The effectiveness of momilactone A and B on the growth of those rice cultivars was much less than that on the growth of barnyard grass. In addition, no visible damage to rice cultivars by momilactone A and B was observed at levels that are cytotoxic to these other plant species. These results suggest that the toxicities of momilactone A and B to rice cultivars may be much less than those to other plant species. The basis for rice resistance is currently unknown, but presumably involves either efflux (e.g. via the same transport mechanism responsible for momilactone secretion), insensitivity of the molecular target, and/or degradation.
Conclusion
Rice allelochemicals momilactone A and B inhibited Arabidopsis, alfalfa, lettuce, cress, timothy, barnyard grass, E. colonum, crabgrass and ryegrass by concentration dependently (Figures 1 and 2 and Table 1). However, the ability of momilactones A and B to suppress the growth of rice was by far less than their effects on other plant species (Table 2). Allelopathic substances have potential as either herbicides or templates for new synthetic herbicide classes [6,7,10,12,44,45].
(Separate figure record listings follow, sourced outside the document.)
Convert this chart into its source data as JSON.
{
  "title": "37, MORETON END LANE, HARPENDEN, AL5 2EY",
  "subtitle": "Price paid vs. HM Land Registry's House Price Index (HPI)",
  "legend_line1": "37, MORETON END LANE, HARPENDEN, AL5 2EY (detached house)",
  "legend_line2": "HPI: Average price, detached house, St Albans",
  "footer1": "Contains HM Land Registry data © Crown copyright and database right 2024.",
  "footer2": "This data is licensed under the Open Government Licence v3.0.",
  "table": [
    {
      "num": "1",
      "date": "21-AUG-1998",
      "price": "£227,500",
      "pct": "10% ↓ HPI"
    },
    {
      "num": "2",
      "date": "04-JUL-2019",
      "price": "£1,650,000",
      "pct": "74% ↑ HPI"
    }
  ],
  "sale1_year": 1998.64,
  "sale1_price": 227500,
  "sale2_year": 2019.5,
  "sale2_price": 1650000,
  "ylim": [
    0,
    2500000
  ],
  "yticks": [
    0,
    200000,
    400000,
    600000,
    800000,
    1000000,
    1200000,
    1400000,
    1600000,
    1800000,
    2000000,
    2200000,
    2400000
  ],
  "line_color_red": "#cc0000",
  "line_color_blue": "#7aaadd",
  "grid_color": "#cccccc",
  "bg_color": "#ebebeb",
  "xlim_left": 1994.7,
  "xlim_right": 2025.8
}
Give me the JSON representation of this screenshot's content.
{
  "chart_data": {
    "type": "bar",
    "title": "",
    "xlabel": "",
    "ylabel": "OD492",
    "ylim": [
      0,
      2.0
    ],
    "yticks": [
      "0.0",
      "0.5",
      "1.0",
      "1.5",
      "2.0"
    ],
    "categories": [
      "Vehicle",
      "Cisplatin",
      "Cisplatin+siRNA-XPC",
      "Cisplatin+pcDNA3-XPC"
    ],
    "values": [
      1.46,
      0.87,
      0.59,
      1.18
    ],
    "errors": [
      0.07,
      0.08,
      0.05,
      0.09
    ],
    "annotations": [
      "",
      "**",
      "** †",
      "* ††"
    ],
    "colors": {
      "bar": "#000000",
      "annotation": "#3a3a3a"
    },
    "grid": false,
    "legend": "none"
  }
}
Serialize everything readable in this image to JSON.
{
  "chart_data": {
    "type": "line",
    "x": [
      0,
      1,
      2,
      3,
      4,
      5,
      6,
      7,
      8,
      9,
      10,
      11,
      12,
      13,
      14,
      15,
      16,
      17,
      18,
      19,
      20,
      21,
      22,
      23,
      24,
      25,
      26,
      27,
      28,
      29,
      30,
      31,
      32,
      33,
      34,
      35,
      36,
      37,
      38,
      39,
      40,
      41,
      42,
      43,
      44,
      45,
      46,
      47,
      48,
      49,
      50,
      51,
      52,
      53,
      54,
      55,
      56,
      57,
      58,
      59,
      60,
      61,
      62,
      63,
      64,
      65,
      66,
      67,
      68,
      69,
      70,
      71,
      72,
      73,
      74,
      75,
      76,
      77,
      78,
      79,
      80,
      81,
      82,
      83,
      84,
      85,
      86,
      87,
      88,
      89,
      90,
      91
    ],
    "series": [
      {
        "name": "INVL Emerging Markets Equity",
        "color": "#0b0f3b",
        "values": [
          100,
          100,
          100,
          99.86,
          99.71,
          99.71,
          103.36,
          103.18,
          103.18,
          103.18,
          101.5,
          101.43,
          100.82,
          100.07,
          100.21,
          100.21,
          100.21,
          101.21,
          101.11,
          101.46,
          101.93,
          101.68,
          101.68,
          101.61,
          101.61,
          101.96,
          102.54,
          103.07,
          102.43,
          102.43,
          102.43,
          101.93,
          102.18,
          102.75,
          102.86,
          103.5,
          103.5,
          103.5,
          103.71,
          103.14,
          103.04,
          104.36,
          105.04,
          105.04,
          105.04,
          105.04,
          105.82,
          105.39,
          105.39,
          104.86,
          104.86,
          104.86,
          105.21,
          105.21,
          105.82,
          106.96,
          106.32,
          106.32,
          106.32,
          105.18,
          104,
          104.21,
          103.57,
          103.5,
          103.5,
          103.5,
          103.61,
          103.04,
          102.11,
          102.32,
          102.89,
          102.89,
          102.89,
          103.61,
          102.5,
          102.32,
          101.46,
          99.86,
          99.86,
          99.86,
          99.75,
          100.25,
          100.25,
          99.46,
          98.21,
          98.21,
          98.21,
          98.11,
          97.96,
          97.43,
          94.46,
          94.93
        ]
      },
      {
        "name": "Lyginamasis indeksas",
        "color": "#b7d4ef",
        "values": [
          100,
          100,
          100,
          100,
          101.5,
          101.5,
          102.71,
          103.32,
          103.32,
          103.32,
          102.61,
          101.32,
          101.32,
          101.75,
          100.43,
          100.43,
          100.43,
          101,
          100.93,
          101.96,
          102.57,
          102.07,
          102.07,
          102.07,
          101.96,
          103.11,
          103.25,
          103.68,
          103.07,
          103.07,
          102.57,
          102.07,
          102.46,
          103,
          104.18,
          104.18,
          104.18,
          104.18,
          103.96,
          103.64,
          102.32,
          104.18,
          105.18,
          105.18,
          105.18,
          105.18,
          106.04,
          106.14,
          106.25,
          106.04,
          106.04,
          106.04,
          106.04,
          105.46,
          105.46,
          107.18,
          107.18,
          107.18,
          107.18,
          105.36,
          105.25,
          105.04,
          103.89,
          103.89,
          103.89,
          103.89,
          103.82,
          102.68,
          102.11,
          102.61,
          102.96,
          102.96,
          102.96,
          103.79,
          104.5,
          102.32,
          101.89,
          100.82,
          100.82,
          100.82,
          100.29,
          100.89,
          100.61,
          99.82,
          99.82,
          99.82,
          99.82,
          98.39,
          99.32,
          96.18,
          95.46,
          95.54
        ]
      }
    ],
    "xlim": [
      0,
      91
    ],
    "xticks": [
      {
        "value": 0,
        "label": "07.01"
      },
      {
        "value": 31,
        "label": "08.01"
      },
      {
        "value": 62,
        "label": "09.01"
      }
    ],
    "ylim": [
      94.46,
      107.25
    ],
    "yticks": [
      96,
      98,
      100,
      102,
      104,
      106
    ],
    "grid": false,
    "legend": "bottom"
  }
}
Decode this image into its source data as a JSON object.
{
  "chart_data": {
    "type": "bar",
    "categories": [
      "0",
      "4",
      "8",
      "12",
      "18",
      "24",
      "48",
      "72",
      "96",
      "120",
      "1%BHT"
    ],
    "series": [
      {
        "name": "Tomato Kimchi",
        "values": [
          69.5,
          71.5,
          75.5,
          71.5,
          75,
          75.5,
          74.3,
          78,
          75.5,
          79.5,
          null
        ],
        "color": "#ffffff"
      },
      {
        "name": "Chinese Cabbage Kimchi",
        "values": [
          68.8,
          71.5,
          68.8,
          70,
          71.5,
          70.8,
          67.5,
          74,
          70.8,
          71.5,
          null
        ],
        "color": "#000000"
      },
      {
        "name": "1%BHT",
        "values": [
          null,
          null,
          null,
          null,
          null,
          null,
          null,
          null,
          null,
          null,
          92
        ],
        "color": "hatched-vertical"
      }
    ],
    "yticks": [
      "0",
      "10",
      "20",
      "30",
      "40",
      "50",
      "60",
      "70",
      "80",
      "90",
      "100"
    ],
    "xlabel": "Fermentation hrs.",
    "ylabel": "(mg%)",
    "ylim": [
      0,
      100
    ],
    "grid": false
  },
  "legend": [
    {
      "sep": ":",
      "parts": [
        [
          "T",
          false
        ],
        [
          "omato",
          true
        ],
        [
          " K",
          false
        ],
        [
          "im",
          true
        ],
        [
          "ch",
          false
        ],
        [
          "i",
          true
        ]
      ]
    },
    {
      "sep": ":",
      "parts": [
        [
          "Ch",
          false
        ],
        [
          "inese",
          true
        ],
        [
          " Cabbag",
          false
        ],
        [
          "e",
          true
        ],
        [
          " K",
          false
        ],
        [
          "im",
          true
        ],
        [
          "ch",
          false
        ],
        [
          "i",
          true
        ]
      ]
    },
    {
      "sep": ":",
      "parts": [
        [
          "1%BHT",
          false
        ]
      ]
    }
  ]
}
Natural compounds are considered to be more environmentally benign than most synthetic herbicides [12]. In many cases, the natural compounds are also highly active at a molecular target site [45]. Momilactone A and B may have potential as a template for the development of new plant control substances because their selective inhibitory activities for weed plant species. More importantly, identification of momilactone A and B as allelochemicals in rice provides a molecular marker for breeding and/or engineering efforts directed at increasing allelopathic activity of this critical staple food crop.